US Maple Syrup Production Increases By 2 Percent

The 2017 United States maple syrup production totaled 4.27 million gallons, up 2 percent from the previous year. The number of taps is estimated at 13.3 million, up 6 percent from the 2016 total. Yield per tap is estimated to be 0.320 gallon, down 4 percent from the previous season.

Producers were encouraged to tap earlier this season by the warmer than normal temperatures. The earliest sap flow reported was January 1 in Indiana, New York, Ohio, and Vermont. The latest sap flow reported to open the season was February 12 in Minnesota. On average, the season lasted 37 days, compared with 33 days in 2016. The 2016 United States average price per gallon was $35.00, down $1.70 from 2015. Value of production, at $147 million for 2016, was up 17 percent from the previous season.

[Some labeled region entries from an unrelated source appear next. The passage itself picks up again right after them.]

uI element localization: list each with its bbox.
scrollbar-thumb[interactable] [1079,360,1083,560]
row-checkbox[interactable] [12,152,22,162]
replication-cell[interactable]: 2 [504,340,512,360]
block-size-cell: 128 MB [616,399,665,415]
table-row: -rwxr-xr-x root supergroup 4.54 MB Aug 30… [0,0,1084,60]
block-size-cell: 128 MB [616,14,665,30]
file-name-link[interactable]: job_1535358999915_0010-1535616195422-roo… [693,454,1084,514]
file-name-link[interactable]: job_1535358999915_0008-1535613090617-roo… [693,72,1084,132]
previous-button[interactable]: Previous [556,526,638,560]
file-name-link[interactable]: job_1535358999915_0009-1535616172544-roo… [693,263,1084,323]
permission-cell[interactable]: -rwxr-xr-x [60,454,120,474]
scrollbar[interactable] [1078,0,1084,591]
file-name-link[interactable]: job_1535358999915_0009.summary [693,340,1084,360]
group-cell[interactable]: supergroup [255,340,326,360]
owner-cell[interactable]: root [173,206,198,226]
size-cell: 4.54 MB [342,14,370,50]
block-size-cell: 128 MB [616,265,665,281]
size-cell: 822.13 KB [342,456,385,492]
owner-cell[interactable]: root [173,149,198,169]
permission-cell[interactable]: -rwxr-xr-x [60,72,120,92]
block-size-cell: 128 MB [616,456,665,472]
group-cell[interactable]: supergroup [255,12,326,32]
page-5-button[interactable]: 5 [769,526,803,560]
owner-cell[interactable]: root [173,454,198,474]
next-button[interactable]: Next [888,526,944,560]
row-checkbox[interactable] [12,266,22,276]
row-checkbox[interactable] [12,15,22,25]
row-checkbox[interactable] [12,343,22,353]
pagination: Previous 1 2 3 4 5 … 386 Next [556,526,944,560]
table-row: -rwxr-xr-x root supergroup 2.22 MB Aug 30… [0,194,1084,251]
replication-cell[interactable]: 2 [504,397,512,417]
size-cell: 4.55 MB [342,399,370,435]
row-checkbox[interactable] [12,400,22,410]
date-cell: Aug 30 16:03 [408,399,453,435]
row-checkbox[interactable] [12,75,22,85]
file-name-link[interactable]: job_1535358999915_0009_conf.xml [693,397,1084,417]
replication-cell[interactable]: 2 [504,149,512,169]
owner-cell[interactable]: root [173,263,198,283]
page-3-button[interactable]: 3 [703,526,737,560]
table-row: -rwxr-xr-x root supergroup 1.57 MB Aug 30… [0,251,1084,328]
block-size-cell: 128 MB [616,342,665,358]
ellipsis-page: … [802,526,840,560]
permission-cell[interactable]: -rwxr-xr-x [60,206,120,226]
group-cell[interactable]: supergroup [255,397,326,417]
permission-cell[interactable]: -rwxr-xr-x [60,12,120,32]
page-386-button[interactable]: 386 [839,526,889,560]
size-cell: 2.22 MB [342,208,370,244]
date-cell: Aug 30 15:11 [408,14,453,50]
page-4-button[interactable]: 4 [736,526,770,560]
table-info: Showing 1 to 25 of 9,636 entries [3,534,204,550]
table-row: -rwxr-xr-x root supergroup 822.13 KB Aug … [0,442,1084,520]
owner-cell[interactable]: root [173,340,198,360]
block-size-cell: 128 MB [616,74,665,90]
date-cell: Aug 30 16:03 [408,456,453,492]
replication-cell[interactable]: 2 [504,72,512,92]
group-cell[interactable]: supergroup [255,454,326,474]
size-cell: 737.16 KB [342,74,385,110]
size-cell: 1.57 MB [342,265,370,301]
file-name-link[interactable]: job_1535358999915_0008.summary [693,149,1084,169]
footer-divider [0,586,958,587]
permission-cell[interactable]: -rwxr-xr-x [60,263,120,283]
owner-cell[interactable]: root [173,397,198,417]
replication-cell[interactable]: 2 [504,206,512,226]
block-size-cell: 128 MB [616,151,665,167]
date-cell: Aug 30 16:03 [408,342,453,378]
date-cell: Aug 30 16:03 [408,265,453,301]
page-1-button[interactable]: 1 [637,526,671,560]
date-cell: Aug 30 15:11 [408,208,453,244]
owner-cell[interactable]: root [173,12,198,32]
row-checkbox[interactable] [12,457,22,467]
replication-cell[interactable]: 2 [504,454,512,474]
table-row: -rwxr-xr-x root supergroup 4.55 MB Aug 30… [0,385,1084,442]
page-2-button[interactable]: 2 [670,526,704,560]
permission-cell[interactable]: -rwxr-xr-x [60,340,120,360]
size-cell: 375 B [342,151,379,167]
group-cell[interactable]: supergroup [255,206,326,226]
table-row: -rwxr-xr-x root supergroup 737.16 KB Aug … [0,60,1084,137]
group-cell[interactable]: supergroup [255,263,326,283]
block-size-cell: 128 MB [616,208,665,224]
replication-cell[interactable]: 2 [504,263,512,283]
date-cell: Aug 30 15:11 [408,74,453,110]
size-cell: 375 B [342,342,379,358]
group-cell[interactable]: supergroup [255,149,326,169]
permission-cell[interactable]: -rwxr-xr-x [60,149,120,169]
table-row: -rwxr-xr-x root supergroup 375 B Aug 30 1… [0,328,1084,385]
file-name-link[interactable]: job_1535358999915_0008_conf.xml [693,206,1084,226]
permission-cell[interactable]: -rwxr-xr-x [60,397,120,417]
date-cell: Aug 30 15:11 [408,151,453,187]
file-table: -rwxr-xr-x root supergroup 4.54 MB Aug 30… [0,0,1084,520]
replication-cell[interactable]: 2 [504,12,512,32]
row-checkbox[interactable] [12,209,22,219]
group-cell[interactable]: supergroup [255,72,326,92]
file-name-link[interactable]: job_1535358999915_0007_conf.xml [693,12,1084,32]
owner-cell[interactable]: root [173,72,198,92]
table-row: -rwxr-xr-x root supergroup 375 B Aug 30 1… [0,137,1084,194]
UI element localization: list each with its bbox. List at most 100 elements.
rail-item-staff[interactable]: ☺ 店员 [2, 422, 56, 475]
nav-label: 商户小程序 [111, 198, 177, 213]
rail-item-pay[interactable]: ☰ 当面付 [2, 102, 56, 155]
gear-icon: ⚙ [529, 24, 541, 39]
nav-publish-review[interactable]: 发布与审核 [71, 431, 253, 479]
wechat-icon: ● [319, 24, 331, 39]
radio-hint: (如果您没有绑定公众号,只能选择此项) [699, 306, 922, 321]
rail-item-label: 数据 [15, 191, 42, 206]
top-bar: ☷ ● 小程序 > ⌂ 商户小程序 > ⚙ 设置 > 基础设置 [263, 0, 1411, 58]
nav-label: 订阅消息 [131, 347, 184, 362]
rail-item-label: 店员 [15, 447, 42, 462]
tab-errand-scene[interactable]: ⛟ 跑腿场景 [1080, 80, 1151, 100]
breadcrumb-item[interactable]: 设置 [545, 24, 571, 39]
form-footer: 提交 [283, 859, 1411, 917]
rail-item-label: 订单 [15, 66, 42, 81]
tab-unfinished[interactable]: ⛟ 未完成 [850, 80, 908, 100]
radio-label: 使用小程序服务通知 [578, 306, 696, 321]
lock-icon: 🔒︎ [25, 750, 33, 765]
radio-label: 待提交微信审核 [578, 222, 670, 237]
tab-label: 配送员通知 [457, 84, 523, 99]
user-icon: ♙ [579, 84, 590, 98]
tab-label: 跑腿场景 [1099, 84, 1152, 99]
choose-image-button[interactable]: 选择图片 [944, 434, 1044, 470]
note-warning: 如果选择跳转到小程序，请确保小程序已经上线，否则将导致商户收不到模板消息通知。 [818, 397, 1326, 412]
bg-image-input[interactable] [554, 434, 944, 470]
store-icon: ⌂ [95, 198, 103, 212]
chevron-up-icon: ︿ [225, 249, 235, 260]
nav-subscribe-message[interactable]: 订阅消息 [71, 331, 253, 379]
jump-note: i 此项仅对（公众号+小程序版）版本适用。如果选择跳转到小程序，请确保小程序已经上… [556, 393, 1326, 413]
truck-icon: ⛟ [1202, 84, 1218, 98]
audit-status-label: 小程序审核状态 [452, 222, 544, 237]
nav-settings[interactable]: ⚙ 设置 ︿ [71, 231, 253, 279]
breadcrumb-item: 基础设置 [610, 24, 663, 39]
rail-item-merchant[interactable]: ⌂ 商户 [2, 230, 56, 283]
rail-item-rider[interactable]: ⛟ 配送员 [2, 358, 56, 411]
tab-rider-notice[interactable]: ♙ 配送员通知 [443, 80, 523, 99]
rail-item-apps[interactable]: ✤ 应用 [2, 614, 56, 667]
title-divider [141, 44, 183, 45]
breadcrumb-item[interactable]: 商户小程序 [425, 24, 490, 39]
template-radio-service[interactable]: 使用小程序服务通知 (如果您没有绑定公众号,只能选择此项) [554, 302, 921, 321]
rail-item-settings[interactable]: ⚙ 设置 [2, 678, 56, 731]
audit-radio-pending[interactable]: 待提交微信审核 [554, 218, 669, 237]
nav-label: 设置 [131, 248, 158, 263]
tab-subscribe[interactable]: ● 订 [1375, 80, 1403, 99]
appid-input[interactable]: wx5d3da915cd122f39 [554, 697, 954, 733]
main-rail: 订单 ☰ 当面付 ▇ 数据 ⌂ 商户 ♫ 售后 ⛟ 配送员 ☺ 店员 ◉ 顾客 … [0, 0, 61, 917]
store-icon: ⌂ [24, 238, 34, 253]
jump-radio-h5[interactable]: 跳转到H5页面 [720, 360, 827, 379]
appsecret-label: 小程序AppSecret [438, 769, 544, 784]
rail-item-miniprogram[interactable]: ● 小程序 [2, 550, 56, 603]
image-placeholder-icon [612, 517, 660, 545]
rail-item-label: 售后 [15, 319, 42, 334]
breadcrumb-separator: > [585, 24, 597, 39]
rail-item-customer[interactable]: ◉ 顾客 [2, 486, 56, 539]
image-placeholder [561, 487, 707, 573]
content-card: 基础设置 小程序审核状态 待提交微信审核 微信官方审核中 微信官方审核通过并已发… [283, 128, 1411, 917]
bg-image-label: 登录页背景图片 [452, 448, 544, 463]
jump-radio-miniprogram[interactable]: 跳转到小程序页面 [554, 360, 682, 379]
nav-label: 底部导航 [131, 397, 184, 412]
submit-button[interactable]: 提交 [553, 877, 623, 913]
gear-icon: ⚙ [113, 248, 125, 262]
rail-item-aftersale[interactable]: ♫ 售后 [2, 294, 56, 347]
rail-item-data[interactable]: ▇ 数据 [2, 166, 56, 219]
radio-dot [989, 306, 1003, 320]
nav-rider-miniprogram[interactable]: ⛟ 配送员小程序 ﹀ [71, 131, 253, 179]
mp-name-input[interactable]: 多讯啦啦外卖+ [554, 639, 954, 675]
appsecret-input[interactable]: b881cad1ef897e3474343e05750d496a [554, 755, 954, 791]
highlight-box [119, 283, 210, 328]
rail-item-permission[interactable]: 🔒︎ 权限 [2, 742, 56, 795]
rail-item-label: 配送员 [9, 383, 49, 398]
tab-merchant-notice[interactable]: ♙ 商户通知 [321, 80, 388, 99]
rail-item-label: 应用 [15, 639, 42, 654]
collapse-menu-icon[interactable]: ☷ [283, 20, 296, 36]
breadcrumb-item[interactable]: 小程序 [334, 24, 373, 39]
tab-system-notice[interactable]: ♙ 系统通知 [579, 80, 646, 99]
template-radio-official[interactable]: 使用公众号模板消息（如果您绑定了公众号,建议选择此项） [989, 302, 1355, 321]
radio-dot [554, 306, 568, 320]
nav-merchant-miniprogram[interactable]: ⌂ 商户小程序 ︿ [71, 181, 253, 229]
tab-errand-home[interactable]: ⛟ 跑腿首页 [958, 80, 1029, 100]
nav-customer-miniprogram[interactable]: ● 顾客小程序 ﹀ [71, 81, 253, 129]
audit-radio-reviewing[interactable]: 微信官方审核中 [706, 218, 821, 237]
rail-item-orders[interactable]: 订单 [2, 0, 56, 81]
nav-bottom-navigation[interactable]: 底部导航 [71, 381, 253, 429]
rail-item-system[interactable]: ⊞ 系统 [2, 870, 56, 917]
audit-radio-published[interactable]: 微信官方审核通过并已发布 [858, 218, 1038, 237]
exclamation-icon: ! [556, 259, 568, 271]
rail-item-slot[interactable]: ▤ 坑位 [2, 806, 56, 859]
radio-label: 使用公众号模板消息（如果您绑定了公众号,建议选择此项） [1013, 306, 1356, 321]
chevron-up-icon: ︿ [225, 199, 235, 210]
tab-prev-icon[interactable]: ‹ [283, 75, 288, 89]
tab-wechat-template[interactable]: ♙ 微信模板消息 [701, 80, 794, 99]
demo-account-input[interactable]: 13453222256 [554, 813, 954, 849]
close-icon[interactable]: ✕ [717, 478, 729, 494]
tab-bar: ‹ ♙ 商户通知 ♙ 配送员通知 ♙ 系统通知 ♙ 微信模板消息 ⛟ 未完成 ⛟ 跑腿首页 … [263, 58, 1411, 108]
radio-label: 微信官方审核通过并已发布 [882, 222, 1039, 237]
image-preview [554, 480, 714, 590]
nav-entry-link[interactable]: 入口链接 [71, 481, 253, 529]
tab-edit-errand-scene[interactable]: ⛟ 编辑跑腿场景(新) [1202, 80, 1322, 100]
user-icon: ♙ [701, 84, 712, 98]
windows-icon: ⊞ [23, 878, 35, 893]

United States tart cherry production is forecast at 238 million pounds, down 23 percent from the 2016 production. In Michigan, the largest producing State, growers are still assessing damage from an early May freeze event but expect an average crop.

Utah growers reported a less than average crop this year. Some growers reporting low production cited freeze and frost at bloom. In Wisconsin, the season has been wet and cool, which may have hurt pollination. There was a frost in early May but it appears to have only caused modest damage.

New York growers anticipate a less than average crop this year with widely varied yields. In Washington, growers reported moderate spring temperatures and moisture and expect harvest to begin later than normal.